例题:HCTF GAME 进击的 Crypto [4]

题目描述:python文件

import hashlib
from gmpy2 import mpz, invert

p = 190716027447646792844189733681358379327343061199369341384474902557309769682923254674220284045951117393868651638379541511185212421611653965460100979887725583476037189369599999668327299529542494009290049992057157747007152994025186591269943960410319186487203043168774653327128061548663247131284489765017
q = 930788704028200015275140127068138499329817310955
g = 220237156062724657086413463831954488565703875839368639153162645824259735475648417436812689270045835305613201869418328189101417845912386944695747737570415063979393239590022180767575736652824918336764694014421673518178065244519367602124516716571334763354973717129155502536345229391073998560517516716958
k = '???'
x = '???'

def data_to_int(s):
    return int(s.encode('hex'), 16)

def SHA1(data):
    return data_to_int(hashlib.sha1(data).hexdigest())

def encrypt(data, p, q, g, x, k):
    r = pow(g, k, p) % q
    s = (invert(k, q) * (SHA1(data) + x * r)) % q
    return (r, s)

data1 = "guest"
data2 = "admin"
(r1, s1) = encrypt(data1, p, q, g, x, k)
(r2, s2) = encrypt(data2, p, q, g, x, k)

print SHA1(data1)
print SHA1(data2)
print s1
print s2
print r1
print r2

"""
427262976273228083221871998313131945010029561209591706262118913937489577133576413685540380226864
835940898148680488372488685713345793755099380413493862399556052721366535745667186387858109315383
618159893787048300752592802884467155388759696698
659836539307844663175437862395252943516139307036
568752653628483014849549142909331362115254788206
568752653628483014849549142909331362115254788206
"""

def getflag(data):
    print 1
    if data == "getflag":
        (r, s) = encrypt(data, p, q, g, x, k)
        flag = "hctf{" + str(s % r) + "}"
        print flag

这里我做一个小小的改动,把gmpy2库改成gmpy,我的linux不知怎的就是装不上gmpy2,就拿gmpy将就一下,反正也能做题,如果有大佬知道怎么装请务必告诉我谢谢。

顺便说一下,我查资料的时候看到一种叫DSA的加密算法和他好像,虽然不知道这是不是DSA。

先观察加密函数: $r = ( g^k \mod p) \mod q$ $s = (invert(k, q) * (SHA1(data) + x * r)) \mod q$ 其中invert函数是求逆元。
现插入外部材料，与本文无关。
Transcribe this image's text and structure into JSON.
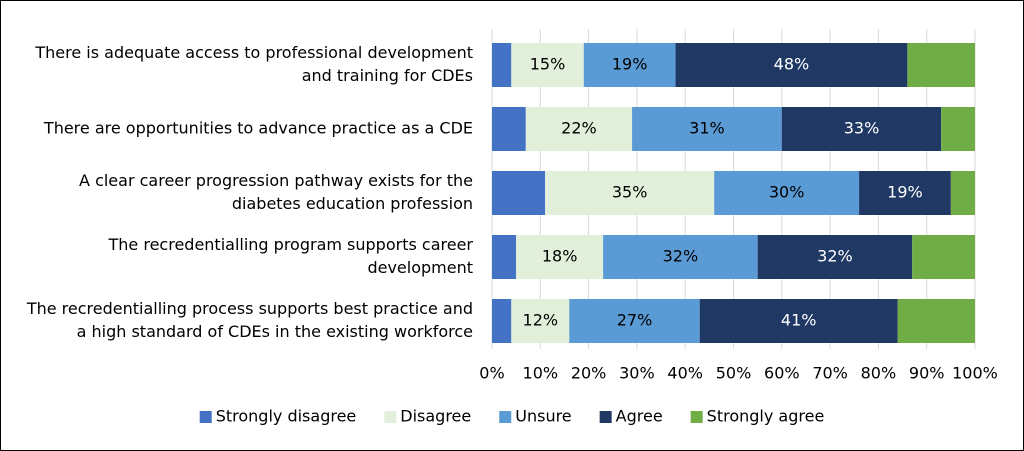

题中给了两组加密,说明只用一组来暴力跑肯定是不科学的。如果从r入手肯定是暴力了,所以我从s入手。

两组的s相减可以发现:

$s2 - s1 = (invert(k,q) * (sha2-sha1)) \mod q$

消掉了其中的xr。我们记s = s2 - s1,sha = sha2 - sha1。 得到:$s = (y * sha) \mod q$ 其中:$ky \mod q = 1$ 因此我们两边乘k,化简得到:$k = (sha ÷s) \mod q$ 在python中利用gmpy的divm(sha,s,q)解出k。

对原始的s式子两边乘k,除r得到: $\frac{s1 * k}{r} = (\frac{sha1}{r} + x ) \mod q$

从而化简得到:$x = ((\frac{s1 * k}{r} \mod q) - (\frac{sha1}{r} \mod q)) \mod q$

在python中利用gmpy的(divm(s1*k,r,q) - divm(sha1,r,q)) % q解出k。

以下为完整的python解密代码:

import hashlib
from gmpy import mpz, invert,divm

p = 190716027447646792844189733681358379327343061199369341384474902557309769682923254674220284045951117393868651638379541511185212421611653965460100979887725583476037189369599999668327299529542494009290049992057157747007152994025186591269943960410319186487203043168774653327128061548663247131284489765017
q = 930788704028200015275140127068138499329817310955
g = 220237156062724657086413463831954488565703875839368639153162645824259735475648417436812689270045835305613201869418328189101417845912386944695747737570415063979393239590022180767575736652824918336764694014421673518178065244519367602124516716571334763354973717129155502536345229391073998560517516716958
sha1 = 427262976273228083221871998313131945010029561209591706262118913937489577133576413685540380226864
sha2 = 835940898148680488372488685713345793755099380413493862399556052721366535745667186387858109315383
s1 = 618159893787048300752592802884467155388759696698
s2 = 659836539307844663175437862395252943516139307036
r = 568752653628483014849549142909331362115254788206
s = s2 - s1
sha = sha2 - sha1

k = divm(sha,s,q)
x = (divm(s1*k,r,q) - divm(sha1,r,q)) % q

def data_to_int(s):
    return int(s.encode('hex'), 16)

def SHA1(data):
    return data_to_int(hashlib.sha1(data).hexdigest())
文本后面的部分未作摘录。